Summary: Year A. Second Sunday in Advent Matthew 3: 1-12 December 9th, 2001 Title: “True Repentance.”

Year A. Second Sunday in Advent Matthew 3: 1-12 December 9th, 2001

Title: “True Repentance.”

In those days John the Baptist appeared in the wilderness of Judea, proclaiming, “Repent, for the kingdom of heaven has come near. “This is the one of whom the prophet Isaiah spoke when he said, “The voice of one crying out in the wilderness: ‘Prepare the way of the Lord, make his paths straight.’ “Now John wore clothing of camel’s hair with a leather belt around his waist, and his food was locusts and wild honey. Then the people of Jerusalem and all Judea were going out to him, and all the region along the Jordan, and they were baptized by him in the river Jordan, confessing their sins. But when he saw many Pharisees and Sadducees coming for baptism, he said to them, “You brood of vipers! Who warned you to flee from the wrath to come? Bear fruit worthy of repentance. Do not presume to say to yourselves, ‘We have Abraham as our ancestor’; for I tell you, God is able from these stones to raise up children to Abraham. Even now the ax is lying at the root of the trees; every tree therefore that does not bear good fruit is cut down and thrown into the fire. “I baptize you with water for repentance, but one who is more powerful than I is coming after me; I am not worthy to carry his sandals. He will baptize you with the Holy Spirit and fire. His winnowing fork is in his hand, and he will clear his threshing floor and will gather his wheat into the granary; but the chaff he will burn with unquenchable fire.”

Matthew records the appearance of the Baptist as the forerunner-preacher of the Kingdom, issuing a call to repentance and promising the arrival of the “One more powerful than I.”

With a subtle change from “John the Baptizer,” as in Mark to “John the Baptist,” Matthew changes the perspective on John from baptizing to preaching by making “Baptist,” a title.

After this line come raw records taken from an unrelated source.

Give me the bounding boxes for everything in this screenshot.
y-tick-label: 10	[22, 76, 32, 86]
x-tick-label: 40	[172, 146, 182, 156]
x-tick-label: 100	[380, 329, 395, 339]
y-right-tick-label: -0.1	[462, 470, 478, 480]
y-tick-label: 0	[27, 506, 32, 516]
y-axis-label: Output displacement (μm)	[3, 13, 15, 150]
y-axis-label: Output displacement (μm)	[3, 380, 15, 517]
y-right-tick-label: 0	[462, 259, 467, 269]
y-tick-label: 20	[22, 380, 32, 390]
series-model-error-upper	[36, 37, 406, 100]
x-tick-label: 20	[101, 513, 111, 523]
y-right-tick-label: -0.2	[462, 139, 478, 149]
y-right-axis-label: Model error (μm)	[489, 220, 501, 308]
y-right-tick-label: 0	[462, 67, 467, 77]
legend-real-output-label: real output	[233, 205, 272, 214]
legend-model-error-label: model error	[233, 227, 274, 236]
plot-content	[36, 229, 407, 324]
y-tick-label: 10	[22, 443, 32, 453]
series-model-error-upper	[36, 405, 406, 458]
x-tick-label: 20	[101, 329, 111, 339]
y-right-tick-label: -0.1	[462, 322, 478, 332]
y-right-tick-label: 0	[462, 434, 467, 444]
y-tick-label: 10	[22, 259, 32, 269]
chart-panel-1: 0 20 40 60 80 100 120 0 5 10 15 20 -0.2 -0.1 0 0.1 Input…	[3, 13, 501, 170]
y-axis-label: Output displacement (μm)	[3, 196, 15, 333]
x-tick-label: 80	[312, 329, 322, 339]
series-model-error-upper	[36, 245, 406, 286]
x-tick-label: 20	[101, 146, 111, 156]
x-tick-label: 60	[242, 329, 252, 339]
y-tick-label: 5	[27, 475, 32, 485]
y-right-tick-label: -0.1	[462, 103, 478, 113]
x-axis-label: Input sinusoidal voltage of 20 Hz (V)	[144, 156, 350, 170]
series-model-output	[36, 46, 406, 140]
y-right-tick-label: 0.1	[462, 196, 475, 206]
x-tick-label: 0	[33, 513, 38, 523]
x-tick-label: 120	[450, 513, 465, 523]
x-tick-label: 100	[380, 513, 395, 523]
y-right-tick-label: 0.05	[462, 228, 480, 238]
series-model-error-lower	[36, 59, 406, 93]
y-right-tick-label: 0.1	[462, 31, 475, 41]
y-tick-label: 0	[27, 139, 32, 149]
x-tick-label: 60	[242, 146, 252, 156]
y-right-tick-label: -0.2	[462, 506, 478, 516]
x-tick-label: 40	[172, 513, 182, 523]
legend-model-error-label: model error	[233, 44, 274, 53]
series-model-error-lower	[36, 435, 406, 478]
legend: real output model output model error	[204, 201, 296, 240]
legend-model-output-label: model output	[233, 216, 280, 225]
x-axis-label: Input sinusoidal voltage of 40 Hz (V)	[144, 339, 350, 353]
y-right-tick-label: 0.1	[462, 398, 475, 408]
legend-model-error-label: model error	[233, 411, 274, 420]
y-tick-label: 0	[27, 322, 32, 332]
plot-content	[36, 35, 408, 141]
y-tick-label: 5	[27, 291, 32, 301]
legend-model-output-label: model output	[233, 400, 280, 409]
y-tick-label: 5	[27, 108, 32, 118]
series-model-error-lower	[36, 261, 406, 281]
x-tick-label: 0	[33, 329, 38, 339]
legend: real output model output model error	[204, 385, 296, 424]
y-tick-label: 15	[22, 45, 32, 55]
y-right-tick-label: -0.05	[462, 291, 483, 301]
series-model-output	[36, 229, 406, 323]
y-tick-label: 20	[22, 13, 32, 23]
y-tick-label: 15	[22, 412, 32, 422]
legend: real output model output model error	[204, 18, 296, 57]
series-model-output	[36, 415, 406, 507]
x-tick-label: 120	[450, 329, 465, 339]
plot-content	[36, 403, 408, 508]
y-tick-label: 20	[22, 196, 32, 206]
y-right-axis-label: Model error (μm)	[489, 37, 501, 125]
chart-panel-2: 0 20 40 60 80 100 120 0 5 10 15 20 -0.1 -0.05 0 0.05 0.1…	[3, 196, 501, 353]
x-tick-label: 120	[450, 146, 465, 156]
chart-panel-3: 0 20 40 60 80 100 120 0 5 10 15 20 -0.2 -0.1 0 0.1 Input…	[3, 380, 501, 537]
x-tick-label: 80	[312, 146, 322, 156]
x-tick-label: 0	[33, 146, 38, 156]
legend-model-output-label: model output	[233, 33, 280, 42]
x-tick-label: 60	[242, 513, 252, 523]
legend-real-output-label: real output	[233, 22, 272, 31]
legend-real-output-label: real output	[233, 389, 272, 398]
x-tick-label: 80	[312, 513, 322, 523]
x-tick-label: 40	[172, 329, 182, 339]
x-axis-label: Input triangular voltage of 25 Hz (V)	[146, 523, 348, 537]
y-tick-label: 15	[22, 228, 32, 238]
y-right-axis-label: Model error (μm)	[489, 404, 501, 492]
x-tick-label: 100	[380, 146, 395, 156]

It is John’s preaching much more than his baptizing that is highlighted and Matthew gives us a terse definition of just what a prophet is, namely, quoting Isaiah, a voice calling in the desert. John’s main function is to announce, to proclaim the imminent judgment of God and the coming of “One more powerful than I.”

John calls from the desert for repentance, a change of heart, outlook, life, in order to prepare for this judgment and to favorably pass it. Since this repentance is essentially an interior event, the external evidence of that decision is shown first by a baptism of water, and then followed by a change of life, by a change of behavior.

John was an important figure in his own right. His preaching created a widespread revival movement and his followers constituted a significant sect within Judaism. In fact, this group maintained a separate existence beyond the New Testament period. Even Josephus, the well-known Jewish historian of the period, devotes more space to John than to Jesus and his followers. Despite his independent renown, Matthew is interested in John only in so far as he throws light on the mission of Jesus and as a model for Christians as forerunners of the second and final coming of Christ at the End Time or end of time. In his view John’s preaching and life-example prepares the way for Jesus’ ministry and provides the setting for the launching of Jesus’ mission.

In verse one, a preacher in the desert of Judea: John is introduced abruptly, distinguished by his title, “the Baptist,” since he was the first to baptize others. It is not clear whether John originally belonged to an Essene community or to the Qumran sect, roughly equivalent to Christian monasteries of former times. These folks believed the End was imminent and withdrew from the world to prepare for it by study of Scripture and by living an ascetical life. Both were baptizing groups, but the baptisms were self-administered and repeated, ritual acts, an extension of mainstream Judaism’s many ritual washings. At Qumran baptism was practiced as an initiation rite, entrance into a life of repentance and of preparation for the impending Doomsday. That act seems to have been regularly repeated by the “monk.” John’s baptism was quite different. It was a single, unrepeatable act, as was Christian Baptism, signifying repentance rather than ritual purification, something one underwent rather than performed.

The “desert of Judea,” is the land that drops steeply from the Judean hills to the Dead Sea, not all of which is desert.

In verse two, repent, repentance, not baptism, is the object and goal of John’s preaching. Baptism is an expression of, evidence of, confirmation of, pledge of repentance, not a substitute for it. Matthew has John preach the very words that Jesus will later use Matthew 4:17, the cry of the prophets, repent. Repentance is more than being “sorry,” for past sins. It is not primarily emotional. It is a determined, purposeful turning away from a sinful past and a full-hearted turning to God.